The songs of ascent have a particular fascination. They are short, if not always sweet. They have a message and it’s economical. They challenge.
I am compelled to include this photograph of a remote, lonely, steep, challenging ascent. (Our bush-walkers would love it.) The last time I used it was for the following Psalm 124 which, like the preceding 122, is a song of ascents. (Did anyone remember that I have also used good old Mount Taylor, familiar to local residents, in commenting on this lovely series of songs?)
Ascent or access is not necessarily difficult: but it usually goes with the territory, so to speak.
Isaac Everett says of this psalm:
The thing I love about the psalms of ascent is that they are so simple and short, yet they say everything they need to say. (TEP p. 243)
I applaud the first bit, but what about the second?
In this psalm, the idea of the first few verses is how much we adore divine omniscience, creativity and heavenly glory. So then the psalmist asks for mercy. (v.3) Why? Because:
… we have endured no end of contempt, no end of ridicule from the arrogant, from the proud. (v.4)

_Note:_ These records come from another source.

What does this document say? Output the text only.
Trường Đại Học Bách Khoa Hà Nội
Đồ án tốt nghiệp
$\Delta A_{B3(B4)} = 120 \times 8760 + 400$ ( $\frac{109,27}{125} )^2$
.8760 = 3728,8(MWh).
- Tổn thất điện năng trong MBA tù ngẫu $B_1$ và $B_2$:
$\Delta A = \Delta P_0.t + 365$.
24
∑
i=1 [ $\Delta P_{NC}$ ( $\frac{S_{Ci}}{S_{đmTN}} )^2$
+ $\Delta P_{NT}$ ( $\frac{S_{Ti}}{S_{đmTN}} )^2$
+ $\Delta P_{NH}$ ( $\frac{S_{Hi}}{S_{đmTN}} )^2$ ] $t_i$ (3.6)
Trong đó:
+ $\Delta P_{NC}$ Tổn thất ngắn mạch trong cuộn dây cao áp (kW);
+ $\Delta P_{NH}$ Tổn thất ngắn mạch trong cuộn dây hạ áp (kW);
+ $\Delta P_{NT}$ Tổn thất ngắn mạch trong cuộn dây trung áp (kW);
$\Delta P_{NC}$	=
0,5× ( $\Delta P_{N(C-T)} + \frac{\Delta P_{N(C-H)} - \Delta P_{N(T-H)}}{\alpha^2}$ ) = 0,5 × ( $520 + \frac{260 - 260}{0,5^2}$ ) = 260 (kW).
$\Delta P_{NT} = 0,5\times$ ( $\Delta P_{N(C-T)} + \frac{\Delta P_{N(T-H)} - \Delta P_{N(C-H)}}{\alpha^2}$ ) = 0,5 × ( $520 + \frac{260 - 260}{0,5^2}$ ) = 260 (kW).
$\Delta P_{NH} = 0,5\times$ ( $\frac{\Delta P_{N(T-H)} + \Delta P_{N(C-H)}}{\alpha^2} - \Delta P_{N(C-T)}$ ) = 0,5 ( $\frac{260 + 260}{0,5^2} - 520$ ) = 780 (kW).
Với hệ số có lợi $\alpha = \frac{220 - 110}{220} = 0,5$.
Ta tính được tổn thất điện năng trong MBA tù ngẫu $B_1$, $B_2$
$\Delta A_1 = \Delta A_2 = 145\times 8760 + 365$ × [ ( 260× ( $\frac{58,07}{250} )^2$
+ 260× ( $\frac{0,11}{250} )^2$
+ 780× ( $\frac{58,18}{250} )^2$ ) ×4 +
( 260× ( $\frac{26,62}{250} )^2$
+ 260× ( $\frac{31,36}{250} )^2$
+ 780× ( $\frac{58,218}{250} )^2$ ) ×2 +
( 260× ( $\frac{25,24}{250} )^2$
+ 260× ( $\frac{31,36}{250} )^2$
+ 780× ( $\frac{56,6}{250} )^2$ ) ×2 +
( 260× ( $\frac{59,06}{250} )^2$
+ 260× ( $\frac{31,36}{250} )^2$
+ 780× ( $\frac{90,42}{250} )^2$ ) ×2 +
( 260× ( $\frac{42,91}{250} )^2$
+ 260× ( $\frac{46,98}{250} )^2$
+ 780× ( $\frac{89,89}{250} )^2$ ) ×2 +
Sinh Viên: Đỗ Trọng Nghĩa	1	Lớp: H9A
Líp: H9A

Well we can certainly empathise with Idea No 2 today: but is there a logical connection, a causal relationship?
It’s like a cold shower after hot. Cope. Think. Adjust. Connect.
Does it really say all it needs to say? Your call.
3 thoughts on “Psalm 123, 16 Nov 2014”
You didn’t ask about the music — but I’ll tell you anyway. We sing PFAS 123A in ‘Psalms for all seasons’, amongs many other options including:
– Isaac Everett’s ‘The Emergent Psalter’: ‘Have mercy on us’, a simple ascending descending tune.
– TiS 725: Taizé ‘In our darkness’ could be used with chanted or spoken words.
– A nice Palestrina setting, prima & seconda pars on CPDL, but SATB sight-reading
– And another nice one by Linnea Good
SINGERS: please gather @ 9:15 Sunday to brew another magical elixir in short order. I love it when there’s no plan but it comes together.